Police commandos had on Saturday arrested a suspect in the June 2nd assassination-style shooting of Kassel city administration chief Walter Lübcke, 65, on the basis of DNA evidence.
“We have taken over the case,” said a spokeswoman of the federal prosecution service, which deals with crimes motivated by political and religious extremism.
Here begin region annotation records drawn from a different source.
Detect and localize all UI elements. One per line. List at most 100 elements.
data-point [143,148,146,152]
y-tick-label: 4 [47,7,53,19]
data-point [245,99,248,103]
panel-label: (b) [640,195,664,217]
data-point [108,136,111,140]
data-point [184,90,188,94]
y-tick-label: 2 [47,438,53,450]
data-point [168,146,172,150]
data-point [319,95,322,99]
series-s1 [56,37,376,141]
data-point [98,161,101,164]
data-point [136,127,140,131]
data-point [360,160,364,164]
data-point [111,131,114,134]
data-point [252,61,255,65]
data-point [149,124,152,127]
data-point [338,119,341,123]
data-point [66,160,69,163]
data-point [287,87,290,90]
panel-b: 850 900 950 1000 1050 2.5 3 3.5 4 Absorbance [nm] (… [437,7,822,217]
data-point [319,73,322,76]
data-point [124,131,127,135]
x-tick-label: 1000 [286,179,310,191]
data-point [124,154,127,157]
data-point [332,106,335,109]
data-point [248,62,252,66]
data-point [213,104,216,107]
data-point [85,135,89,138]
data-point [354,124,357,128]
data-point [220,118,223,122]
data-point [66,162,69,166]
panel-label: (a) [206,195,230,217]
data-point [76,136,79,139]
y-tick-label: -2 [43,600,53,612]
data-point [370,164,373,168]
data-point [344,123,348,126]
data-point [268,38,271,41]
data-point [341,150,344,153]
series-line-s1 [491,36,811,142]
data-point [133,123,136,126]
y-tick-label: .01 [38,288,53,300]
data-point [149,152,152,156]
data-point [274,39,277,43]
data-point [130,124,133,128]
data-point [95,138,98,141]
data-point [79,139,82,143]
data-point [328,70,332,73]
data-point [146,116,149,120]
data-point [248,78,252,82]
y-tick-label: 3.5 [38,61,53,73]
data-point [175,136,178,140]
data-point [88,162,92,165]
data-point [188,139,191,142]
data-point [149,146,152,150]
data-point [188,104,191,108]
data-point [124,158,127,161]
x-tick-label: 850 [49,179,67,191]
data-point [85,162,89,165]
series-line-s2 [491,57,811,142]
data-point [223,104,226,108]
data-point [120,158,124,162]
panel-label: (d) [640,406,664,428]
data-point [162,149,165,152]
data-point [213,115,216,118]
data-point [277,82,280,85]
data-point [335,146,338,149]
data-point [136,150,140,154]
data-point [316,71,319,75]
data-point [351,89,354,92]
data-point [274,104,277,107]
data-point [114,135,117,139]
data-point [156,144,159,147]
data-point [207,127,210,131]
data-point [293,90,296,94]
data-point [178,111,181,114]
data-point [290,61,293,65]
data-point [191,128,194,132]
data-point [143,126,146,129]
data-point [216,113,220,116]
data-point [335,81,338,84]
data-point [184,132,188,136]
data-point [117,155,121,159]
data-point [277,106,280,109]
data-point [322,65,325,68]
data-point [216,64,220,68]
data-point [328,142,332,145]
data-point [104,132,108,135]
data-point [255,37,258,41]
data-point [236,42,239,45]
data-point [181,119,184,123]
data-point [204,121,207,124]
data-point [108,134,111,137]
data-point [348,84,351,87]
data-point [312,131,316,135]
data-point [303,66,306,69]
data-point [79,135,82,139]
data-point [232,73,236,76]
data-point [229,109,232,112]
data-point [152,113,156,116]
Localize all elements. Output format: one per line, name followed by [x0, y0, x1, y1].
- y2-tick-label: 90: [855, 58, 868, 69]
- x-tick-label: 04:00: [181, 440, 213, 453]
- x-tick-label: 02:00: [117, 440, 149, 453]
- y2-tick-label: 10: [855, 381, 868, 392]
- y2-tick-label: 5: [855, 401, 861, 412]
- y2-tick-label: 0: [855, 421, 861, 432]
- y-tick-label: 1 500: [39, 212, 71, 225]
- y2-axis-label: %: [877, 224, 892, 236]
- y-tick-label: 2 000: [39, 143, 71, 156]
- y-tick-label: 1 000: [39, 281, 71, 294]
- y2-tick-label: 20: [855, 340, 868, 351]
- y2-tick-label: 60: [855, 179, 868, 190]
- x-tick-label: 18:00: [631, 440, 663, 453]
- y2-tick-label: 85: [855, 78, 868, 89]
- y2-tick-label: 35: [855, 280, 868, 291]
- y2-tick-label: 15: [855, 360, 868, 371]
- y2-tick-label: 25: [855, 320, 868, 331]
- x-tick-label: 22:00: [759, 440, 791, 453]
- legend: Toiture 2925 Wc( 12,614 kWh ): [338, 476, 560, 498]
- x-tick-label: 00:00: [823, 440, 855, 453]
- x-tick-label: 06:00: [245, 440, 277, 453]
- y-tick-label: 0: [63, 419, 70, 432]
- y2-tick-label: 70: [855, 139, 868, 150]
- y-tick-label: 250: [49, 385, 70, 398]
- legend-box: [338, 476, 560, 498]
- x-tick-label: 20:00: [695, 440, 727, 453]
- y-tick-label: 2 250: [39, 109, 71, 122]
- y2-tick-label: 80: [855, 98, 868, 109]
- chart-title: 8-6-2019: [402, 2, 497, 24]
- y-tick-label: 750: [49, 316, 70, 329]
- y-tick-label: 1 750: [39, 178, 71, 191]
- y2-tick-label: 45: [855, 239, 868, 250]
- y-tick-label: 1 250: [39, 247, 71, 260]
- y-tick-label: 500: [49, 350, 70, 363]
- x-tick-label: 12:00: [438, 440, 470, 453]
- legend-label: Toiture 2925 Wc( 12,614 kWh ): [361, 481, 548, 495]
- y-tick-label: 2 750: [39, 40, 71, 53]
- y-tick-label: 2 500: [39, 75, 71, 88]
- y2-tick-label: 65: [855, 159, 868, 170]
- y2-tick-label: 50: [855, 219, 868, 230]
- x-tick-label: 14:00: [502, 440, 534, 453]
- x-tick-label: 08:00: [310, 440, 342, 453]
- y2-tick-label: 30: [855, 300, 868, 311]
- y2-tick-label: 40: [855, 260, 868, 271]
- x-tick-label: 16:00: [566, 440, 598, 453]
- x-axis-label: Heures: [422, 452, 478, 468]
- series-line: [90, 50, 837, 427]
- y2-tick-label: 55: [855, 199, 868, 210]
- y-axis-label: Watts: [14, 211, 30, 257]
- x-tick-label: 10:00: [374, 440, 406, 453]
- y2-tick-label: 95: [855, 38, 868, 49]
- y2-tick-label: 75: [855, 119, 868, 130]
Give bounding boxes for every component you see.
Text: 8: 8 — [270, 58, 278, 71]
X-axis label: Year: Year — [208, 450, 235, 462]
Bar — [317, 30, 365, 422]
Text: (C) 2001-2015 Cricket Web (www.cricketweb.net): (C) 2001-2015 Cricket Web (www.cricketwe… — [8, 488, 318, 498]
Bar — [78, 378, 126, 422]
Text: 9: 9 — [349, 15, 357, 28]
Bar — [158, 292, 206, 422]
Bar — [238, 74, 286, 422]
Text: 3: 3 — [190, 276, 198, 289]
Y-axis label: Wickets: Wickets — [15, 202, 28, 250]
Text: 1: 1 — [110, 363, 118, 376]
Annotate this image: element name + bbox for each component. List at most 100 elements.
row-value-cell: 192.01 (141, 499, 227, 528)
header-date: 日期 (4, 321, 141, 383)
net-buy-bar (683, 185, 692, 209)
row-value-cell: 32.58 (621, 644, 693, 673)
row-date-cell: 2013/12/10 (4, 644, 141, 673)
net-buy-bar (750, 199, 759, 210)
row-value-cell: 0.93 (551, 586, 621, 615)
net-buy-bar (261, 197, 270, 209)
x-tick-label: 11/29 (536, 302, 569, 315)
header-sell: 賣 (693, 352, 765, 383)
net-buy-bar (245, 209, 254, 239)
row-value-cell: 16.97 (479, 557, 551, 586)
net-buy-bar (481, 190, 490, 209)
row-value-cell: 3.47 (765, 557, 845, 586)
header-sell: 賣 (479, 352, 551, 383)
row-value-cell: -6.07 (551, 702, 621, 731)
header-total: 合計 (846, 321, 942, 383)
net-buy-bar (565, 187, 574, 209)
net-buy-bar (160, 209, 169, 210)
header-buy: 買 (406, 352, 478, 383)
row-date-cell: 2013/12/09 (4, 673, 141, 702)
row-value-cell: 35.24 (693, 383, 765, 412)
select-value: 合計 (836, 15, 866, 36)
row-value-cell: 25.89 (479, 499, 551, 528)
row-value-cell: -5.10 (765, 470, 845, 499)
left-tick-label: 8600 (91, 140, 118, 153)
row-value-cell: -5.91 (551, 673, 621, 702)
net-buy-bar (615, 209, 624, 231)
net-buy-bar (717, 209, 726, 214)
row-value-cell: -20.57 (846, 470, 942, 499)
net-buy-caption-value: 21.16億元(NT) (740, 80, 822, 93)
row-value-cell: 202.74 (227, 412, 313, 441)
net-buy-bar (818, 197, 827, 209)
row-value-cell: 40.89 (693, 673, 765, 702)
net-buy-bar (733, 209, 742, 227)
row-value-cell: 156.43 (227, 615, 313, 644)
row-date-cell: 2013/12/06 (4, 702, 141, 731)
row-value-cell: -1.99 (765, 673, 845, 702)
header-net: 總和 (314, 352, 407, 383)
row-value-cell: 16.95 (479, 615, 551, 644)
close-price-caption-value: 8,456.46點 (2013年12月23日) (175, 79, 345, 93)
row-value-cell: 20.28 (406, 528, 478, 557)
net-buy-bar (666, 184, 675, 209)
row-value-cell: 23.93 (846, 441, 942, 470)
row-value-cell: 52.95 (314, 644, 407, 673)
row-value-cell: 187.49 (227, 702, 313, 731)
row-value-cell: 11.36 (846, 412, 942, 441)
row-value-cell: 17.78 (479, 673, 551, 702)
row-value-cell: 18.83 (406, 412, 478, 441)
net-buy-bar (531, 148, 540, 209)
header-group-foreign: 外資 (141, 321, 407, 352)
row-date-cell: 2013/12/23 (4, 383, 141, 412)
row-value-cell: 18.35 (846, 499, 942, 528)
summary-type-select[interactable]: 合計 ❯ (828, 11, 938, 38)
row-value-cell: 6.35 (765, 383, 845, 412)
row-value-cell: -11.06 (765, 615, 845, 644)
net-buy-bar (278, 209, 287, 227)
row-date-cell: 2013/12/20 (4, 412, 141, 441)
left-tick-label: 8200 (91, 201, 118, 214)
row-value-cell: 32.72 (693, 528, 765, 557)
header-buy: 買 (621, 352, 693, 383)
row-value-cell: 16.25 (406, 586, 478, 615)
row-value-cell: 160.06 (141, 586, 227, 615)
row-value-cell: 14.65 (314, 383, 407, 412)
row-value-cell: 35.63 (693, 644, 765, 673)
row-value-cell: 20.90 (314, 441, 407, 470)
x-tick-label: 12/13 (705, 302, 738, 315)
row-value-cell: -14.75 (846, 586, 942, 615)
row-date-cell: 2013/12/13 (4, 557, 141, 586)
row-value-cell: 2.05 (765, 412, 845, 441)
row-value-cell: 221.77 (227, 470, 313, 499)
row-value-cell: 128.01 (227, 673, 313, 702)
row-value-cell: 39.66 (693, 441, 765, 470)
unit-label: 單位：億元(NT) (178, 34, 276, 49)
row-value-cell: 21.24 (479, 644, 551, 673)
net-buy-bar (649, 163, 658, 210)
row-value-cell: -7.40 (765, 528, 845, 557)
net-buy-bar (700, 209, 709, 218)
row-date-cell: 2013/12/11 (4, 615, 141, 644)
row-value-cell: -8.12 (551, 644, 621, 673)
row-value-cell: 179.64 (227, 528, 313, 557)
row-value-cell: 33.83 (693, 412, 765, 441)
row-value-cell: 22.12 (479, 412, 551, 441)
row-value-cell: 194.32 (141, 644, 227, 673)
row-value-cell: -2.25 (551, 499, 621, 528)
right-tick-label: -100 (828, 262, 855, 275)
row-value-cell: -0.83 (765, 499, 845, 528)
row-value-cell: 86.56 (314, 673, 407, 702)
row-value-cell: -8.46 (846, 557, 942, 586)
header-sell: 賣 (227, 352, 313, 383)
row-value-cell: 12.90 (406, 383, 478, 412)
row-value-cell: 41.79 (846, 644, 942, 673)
Authorities did not discuss the possible motive, but German media reported that the 45-year-old suspect from Kassel, Hesse state, had in the past been connected with far-right extremism.
Federal prosecutors assumed control of the investigation after “the suspicion of a right-wing extremist or right-wing terrorist background firmed up,” said the Süddeutsche Zeitung daily.
News site Zeit Online, citing unnamed security sources, partially named him as Stephan E. and said he had been previously sentenced to jail for a 1993 failed pipe-bomb attack on an asylum seekers' home in Hesse.
Three opposition parties – the Greens, Free Democrats and far-left Die Linke – urged a special parliamentary hearing into what could be Germany's first targeted killing of an elected official in decades.
Lübcke, a member of Chancellor Angela Merkel's conservative Christian Democrats, was shot in the head at close range overnight on the terrace of his home near Kassel, 160 kilometres northeast of Frankfurt.
He had passionately spoken out in defence of migrants at the height of Europe's 2015 refugee crisis, drawing the fury of the far right for telling anti-migrant agitators they “could leave Germany”.
Since his death, hundreds of posts from social media accounts tied to right-wing extremists have hailed his murder, in turn drawing strong condemnations from President Frank-Walter Steinmeier and other politicians.
Walter Lübcke's home where the murder happened. Photo: DPA
Der Spiegel weekly reported, without citing sources, that the suspect in custody had in the past had clear connections to the right-wing extremist scene and links to the neo-Nazi NPD party.
He had come to police attention for acts of violence as well as weapons and property offences, the magazine reported.
It said the suspect had received a seven-month suspended jail term a decade ago after he had joined right-wing radicals who attacked a May 1st Labour Day march in the western city of Dortmund.
If the shooting death was indeed motivated by right-wing extremism, it would be Germany's first political murder of an elected official in decades, recalling Britain's 2016 killing of British Labour Party lawmaker Jo Cox.
Several German politicians have been badly injured, among them parliamentary speaker Wolfgang Schäuble who has used a wheelchair since surviving a 1990 shooting by a deranged assailant, and Cologne city mayor Henriette Reker, who survived a 2015 knife assault by a man angered by her pro-refugee stance.
From the 1970s to early 1990s, Germany was terrorized by the far-left Red Army Faction, which emerged out of the anti-Vietnam war protest movement and launched a spate of shootings, bombings and kidnappings targeting politicians, police, bankers, business leaders and US troops.
More recently Germany was shocked to learn that the far-right militant group National Socialist Underground (NSU) killed nine Turkish and Greek-born immigrants and a German policewoman from 2000 to 2007, and carried out bomb attacks and bank robberies.
Free Democrats lawmaker Benjamin Strasser was among politicians sounding the alarm on Monday, telling media group RND that “for years, threats from the extreme right against politicians have been on the rise”.
“We need to decisively clear up and take effective measures against right-wing terrorist structures.”